‘CSR, atau Jargon Kosong’

Avatar photo

TANGGUNG jawab sosial perusahaan (CSR) seharusnya menjadi jembatan antara kepentingan korporasi dan kesejahteraan masyarakat.

Namun, di Aceh Tamiang, Pertamina EP (PEP) Rantau Field justru sedang menghadapi rapor merah.

Bukan karena kurangnya anggaran, melainkan karena krisis kepercayaan yang kian dalam.

Kasus hilangnya 23 sertifikat tanah warga Kampung Dalam adalah bukti nyata. Empat tahun berlalu, dokumen berharga itu tak kunjung dikembalikan.

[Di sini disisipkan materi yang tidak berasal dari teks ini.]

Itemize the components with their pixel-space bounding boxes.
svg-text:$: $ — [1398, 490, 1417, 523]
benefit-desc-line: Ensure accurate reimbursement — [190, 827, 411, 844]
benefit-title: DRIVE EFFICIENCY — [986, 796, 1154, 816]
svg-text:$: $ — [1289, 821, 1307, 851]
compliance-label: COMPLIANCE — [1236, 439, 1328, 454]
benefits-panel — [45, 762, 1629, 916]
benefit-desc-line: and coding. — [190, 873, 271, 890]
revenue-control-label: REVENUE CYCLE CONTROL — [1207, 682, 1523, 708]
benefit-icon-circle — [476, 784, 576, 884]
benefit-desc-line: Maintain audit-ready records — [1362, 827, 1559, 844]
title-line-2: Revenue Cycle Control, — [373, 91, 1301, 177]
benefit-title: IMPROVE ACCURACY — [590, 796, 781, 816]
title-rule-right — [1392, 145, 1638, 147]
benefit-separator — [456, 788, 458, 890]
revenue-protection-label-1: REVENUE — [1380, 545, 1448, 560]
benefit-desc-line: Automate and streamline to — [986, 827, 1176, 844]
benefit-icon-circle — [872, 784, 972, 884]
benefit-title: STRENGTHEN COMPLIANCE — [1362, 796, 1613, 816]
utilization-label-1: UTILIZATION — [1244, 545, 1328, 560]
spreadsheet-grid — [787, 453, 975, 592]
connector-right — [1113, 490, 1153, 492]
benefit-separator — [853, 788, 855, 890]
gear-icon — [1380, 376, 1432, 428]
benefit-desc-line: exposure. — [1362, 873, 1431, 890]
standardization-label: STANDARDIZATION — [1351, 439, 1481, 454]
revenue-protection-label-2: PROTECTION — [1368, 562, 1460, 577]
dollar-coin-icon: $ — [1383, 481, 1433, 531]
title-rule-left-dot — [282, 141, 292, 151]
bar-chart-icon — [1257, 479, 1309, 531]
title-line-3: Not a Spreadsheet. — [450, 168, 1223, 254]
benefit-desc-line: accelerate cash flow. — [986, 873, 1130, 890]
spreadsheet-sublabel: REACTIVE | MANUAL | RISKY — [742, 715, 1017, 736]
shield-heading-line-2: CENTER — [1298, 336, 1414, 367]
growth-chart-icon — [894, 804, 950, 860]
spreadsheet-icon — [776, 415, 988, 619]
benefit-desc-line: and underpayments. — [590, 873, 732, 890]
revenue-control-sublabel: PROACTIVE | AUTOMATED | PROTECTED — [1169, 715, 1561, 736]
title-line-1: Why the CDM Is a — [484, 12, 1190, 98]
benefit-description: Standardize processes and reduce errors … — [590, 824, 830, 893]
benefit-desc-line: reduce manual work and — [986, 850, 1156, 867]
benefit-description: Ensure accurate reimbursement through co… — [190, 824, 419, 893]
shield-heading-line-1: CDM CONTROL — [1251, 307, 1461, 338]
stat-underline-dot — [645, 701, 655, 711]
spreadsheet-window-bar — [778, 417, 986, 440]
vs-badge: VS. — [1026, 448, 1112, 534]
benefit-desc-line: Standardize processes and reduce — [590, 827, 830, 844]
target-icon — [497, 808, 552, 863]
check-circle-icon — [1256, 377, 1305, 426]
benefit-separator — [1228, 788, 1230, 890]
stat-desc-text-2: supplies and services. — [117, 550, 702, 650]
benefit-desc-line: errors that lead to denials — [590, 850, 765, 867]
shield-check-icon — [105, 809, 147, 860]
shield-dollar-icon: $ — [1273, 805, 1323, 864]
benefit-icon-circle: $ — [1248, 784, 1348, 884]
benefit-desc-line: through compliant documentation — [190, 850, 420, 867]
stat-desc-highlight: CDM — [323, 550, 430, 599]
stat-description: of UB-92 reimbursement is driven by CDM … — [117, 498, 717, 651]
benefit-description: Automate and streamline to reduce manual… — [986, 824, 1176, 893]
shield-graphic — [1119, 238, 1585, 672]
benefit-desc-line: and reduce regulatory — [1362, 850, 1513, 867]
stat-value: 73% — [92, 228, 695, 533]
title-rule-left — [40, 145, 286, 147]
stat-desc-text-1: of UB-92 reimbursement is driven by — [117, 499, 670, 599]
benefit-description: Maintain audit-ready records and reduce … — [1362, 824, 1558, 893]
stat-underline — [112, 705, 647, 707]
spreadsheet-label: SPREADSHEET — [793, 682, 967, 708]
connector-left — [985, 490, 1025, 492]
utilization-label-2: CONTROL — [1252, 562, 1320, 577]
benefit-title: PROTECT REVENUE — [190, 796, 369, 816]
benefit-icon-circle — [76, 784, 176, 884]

Sertifikat tanah bukan sekadar kertas, melainkan simbol hak, jaminan masa depan, dan rasa aman warga.

Ketika perusahaan negara sebesar Pertamina gagal mengembalikan hak dasar masyarakat, publik tentu merasa dikhianati.

Lebih ironis lagi, program CSR yang seharusnya hadir sebagai solusi justru terkesan macet.

Alih-alih menghadirkan kesejahteraan, CSR kehilangan makna [terdegradasi menjadi sekadar jargon yang tak berdenyut].

Tiga Tuntutan yang Wajar

Dalam rapat dengar pendapat (RDP) di DPRK Aceh Tamiang, masyarakat bersama wakil rakyat menyampaikan tiga tuntutan jelas:

1. Kepastian waktu pengembalian sertifikat tanah.

2. Penghentian sementara aktivitas eksplorasi jika masalah tak segera diselesaikan.

3. Pernyataan resmi perusahaan sebagai bukti komitmen.

Ketiga tuntutan itu bukan sikap berlebihan. Justru itu langkah minimal untuk mengembalikan sedikit kepercayaan yang sudah runtuh.

CSR Bukan Formalitas

Kasus ini menegaskan bahwa sebagian perusahaan masih memperlakukan CSR hanya sebagai formalitas, bukan kewajiban moral.

Padahal, hakikat CSR adalah berbagi nilai dan manfaat dengan masyarakat. Ketika CSR gagal menjawab kebutuhan publik, ia tak lebih dari retorika kosong.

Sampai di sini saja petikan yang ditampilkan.